Editorial: The positive and the negative

POSTED: 06/10/11 2:07 PM

It is with interest that we note Prime Minister Gerrit Schotte has informed Dutch Minister of Kingdom Relations Piet Hein Donner that his government will ask the Supervisory Board of Directors of Central Bank of Curacao and St. Maarten to investigate the bank’s functioning with assistance from the General Audit Chamber of Curacao. There is a positive and negative to this development.

In the positive category it gives St. Maarten a chance to participate in the research and can likely tell us, just how badly or – in the small off chance – well equipped the branch in St. Maarten is to handle supervising the financial sector here. While we understand that concerns in Curacao led to this point, we believe that this is an opportunity not to be missed, especially since the initial committee did not involve participation from St. Maarten.

On the negative side of things, Schotte reveals – again – that he’s a wheeler and dealer looking to ensure that he stays in the position of Prime Minister. That includes making sure that he toes the line laid by coalition partners, while reneging on an agreement with the Kingdom Council of Ministers. That helps to keep the peace at home, but most certainly will ignite a hail storm of criticism from across the ocean.
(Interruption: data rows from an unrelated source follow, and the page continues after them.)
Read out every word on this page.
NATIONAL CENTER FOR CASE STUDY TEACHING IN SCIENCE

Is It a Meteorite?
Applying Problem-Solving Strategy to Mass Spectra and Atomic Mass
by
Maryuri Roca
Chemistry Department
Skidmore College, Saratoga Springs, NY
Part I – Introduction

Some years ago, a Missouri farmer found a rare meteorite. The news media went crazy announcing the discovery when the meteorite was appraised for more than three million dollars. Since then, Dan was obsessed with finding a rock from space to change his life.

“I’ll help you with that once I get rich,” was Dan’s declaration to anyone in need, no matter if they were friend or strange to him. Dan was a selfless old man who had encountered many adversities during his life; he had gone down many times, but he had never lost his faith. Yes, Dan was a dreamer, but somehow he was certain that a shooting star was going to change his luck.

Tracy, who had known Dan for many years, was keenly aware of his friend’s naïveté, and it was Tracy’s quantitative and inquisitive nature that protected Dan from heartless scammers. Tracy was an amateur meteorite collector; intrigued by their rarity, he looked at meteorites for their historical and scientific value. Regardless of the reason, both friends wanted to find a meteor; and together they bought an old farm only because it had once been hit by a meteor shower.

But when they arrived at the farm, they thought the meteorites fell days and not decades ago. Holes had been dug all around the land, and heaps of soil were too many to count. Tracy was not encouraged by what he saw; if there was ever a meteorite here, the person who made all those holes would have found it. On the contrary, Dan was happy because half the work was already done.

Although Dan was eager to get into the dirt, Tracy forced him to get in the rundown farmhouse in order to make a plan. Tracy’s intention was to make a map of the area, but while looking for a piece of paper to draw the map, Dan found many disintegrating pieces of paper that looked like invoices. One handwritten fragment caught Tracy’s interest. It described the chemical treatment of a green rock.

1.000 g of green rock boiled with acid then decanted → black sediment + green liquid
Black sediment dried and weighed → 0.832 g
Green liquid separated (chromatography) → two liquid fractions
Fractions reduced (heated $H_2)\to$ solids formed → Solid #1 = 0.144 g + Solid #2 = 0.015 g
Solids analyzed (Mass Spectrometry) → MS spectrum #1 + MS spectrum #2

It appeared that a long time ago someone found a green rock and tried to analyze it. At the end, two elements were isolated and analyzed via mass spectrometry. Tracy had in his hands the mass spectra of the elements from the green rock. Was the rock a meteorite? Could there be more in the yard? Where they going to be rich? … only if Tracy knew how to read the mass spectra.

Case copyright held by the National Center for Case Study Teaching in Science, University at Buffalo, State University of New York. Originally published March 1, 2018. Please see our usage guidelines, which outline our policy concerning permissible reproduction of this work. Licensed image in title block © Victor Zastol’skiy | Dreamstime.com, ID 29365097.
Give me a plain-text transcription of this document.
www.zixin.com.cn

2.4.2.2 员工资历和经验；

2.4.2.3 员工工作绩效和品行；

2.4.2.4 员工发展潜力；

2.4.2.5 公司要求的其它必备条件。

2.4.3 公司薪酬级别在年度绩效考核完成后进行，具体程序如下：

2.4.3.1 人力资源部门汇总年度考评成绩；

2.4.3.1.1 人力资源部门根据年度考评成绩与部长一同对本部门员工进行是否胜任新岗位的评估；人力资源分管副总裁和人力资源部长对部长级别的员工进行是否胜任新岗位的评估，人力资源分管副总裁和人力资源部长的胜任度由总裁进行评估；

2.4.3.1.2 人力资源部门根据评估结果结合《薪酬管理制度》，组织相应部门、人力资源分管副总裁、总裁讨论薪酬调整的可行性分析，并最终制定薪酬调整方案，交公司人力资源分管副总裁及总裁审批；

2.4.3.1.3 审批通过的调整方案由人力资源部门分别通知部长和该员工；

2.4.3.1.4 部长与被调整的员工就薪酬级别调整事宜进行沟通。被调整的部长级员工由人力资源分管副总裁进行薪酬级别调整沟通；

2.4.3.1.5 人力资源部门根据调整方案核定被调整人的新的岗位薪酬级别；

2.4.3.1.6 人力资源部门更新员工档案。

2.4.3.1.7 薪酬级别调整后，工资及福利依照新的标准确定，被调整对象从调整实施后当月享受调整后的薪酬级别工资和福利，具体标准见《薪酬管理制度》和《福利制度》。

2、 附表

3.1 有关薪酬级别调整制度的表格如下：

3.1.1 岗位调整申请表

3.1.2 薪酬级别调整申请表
What prompted the Curacaoan leader to withdraw the request is really something best known to him, but there may a hint in the fact that Minister Donner had said the independent committee would also investigate the Government of Curacao. That is obviously undesirable and Schotte has now created a situation where his government escapes scrutiny from multiple angles and deflects the light of scrutiny squarely onto the Director of the Central Bank Emsley Tromp in an attempt to finally do what they’ve wanted to do since taking office.